If we look at the Global Conflict Tracker website, current conflicts are divided into 3 types of conflict: Critical – which lists 7 conflict situations; Significant – in which there are 11 conflict situations; and Limited – where there are 10. This brings the total number of global conflict ‘situations’ to 28! According to the Global Peace Index, the cost of supporting this violence through military spending and violent crime is estimated at $14.3 trillion (£9.2 trillion), or 13.4 per cent of the world’s GDP.

Sadly, the index finds that “the world continues to spend enormous resources on creating and containing violence but very little on peace”, and that over the last decade the world is becoming less peaceful.

Also, conflict is not limited to war ‘over there’, as has been acutely demonstrated by the violence experienced through the destabilising effects of Brexit and the inauguration of Donald Trump as the 45th President of the United States, through the rise of ‘hate’ groups and ‘hate’ crimes.

The subjugation, provocation and violence of those opposing state violence is a less conspicuous war on peace, which is why, more than ever we need to make our voices heard.

Photo: Peace (22nd October 2006) by Patrick Harris via Flickr (CC-BY-NC-ND 2.0)

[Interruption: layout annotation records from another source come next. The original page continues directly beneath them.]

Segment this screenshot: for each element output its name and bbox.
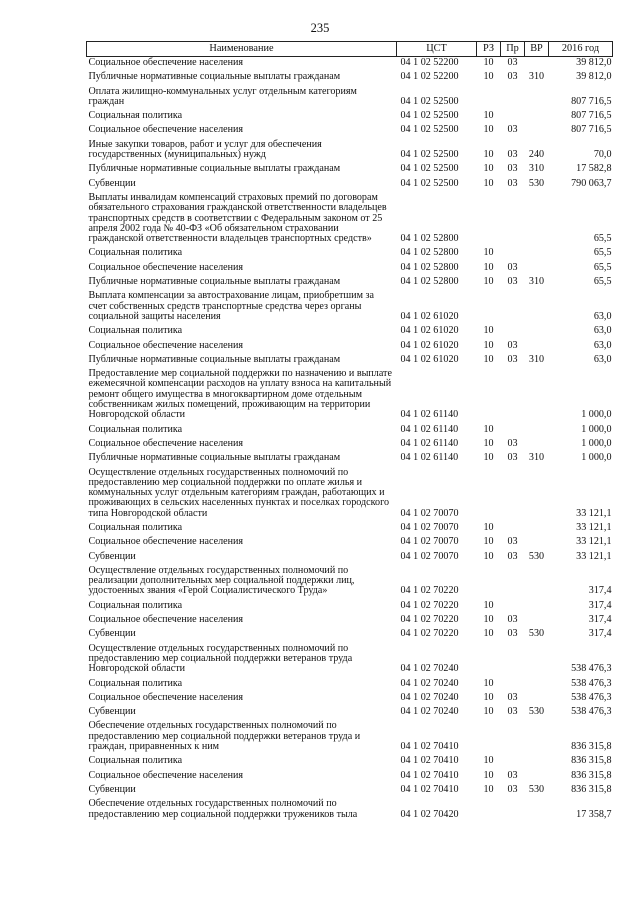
row-rz: 10	[483, 325, 494, 337]
row-pr	[501, 192, 525, 247]
row-amount: 836 315,8	[571, 755, 612, 767]
row-code: 04 1 02 70070	[400, 521, 459, 533]
row-name: Осуществление отдельных государственных полномочий по реализации дополнительных мер социальной поддержки лиц, удостоенных звания «Герой Социалистического Труда»	[88, 564, 355, 597]
row-vr	[525, 192, 549, 247]
row-pr: 03	[507, 452, 518, 464]
row-name: Выплаты инвалидам компенсаций страховых премий по договорам обязательного страхования гражданской ответственности владельцев транспортных средств в соответствии с Федеральным законом от 25 апреля 2002 года № 40-ФЗ «Об обязательном страховании гражданской ответственности владельцев транспортных средств»	[88, 191, 387, 245]
table-row	[87, 424, 613, 438]
row-amount: 65,5	[593, 247, 612, 259]
row-vr	[525, 86, 549, 111]
row-amount: 63,0	[593, 339, 612, 351]
row-amount: 836 315,8	[571, 783, 612, 795]
row-code: 04 1 02 52500	[400, 124, 459, 136]
row-code: 04 1 02 61140	[400, 452, 459, 464]
row-code: 04 1 02 52200	[400, 71, 459, 83]
row-pr	[501, 368, 525, 423]
row-vr	[525, 247, 549, 261]
row-pr: 03	[507, 536, 518, 548]
row-rz	[477, 720, 501, 755]
row-rz: 10	[483, 110, 494, 122]
row-rz: 10	[483, 339, 494, 351]
row-name: Социальная политика	[88, 677, 183, 689]
table-row	[87, 452, 613, 466]
row-rz	[477, 368, 501, 423]
row-name: Обеспечение отдельных государственных полномочий по предоставлению мер социальной поддержки тружеников тыла	[88, 798, 358, 820]
table-row	[87, 692, 613, 706]
row-rz: 10	[483, 71, 494, 83]
row-vr: 310	[528, 163, 545, 175]
table-row	[87, 57, 613, 72]
row-vr	[525, 110, 549, 124]
row-name: Обеспечение отдельных государственных полномочий по предоставлению мер социальной поддержки ветеранов труда и граждан, приравненных к ним	[88, 720, 361, 753]
row-rz: 10	[483, 628, 494, 640]
row-pr: 03	[507, 550, 518, 562]
row-rz: 10	[483, 550, 494, 562]
row-name: Субвенции	[88, 783, 136, 795]
row-amount: 317,4	[588, 599, 612, 611]
row-amount: 807 716,5	[571, 124, 612, 136]
row-vr	[525, 770, 549, 784]
row-code: 04 1 02 52800	[400, 233, 459, 245]
row-pr: 03	[507, 339, 518, 351]
row-code: 04 1 02 52800	[400, 261, 459, 273]
row-rz	[477, 798, 501, 823]
table-row	[87, 438, 613, 452]
row-rz	[477, 565, 501, 600]
table-row	[87, 163, 613, 177]
row-vr	[525, 340, 549, 354]
row-name: Субвенции	[88, 706, 136, 718]
row-code: 04 1 02 70070	[400, 550, 459, 562]
row-code: 04 1 02 70220	[400, 599, 459, 611]
row-rz: 10	[483, 353, 494, 365]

One way to promote peace is to actively engage and celebrate in the International Day of Peace on the 21st of September. Some 35 years ago, in 1982, the first Peace Day was observed aimed at: “strengthening the ideals of peace, both within and among all nations and peoples.” The theme for 2017 is “Together for Peace: Respect, Safety and Dignity for All.”

This year the UN plans to:

“focus on engaging and mobilizing people throughout the world to show support for refugees and migrants. Its messages will be shared with communities hosting refugees and migrants as well as people concerned that refugees and migrants may bring physical and economic insecurity to their lives…Ultimately, it will be about bringing people together and reminding them of their common humanity.”

The UN also has a message for the role of young people in our societies in supporting global peace:

“Young people will have a vital role to play. For example, they can volunteer to welcome and help refugees and migrants in their communities. They can also extend the hand of friendship to young refugees and migrants who they might meet in their classrooms and neighbourhoods.”

The International Day of Peace website outlines some of the ways people around the world are marking the day, which include:

  • Minute of silence at 12 noon (all timezones)
  • Peace education events
  • Intercultural and interfaith dialogues
  • Workshops on the UN Peace Day theme
  • Meditation and prayer
  • Planting peace poles
  • Community gatherings
  • Vigils
  • Concerts and festivals
  • Soccer/football matches in the spirit of peace
  • Service to others
  • Feasts for Peace
  • Writing peace poetry
  • Yoga
  • Marches, parades and flag ceremonies
  • Public programs with government officials
  • Engaging youth in peace-building activities.

As with all of these UN ‘days’, remember that there are 364 other days that require your concerted attention to achieve and sustain peace throughout the world. As my son’s simple exercise demonstrates, imagining how peace would feel, sound or smell to you and what it would look like is a conscious individual step in being aware and appreciating peace and in grounding your actions.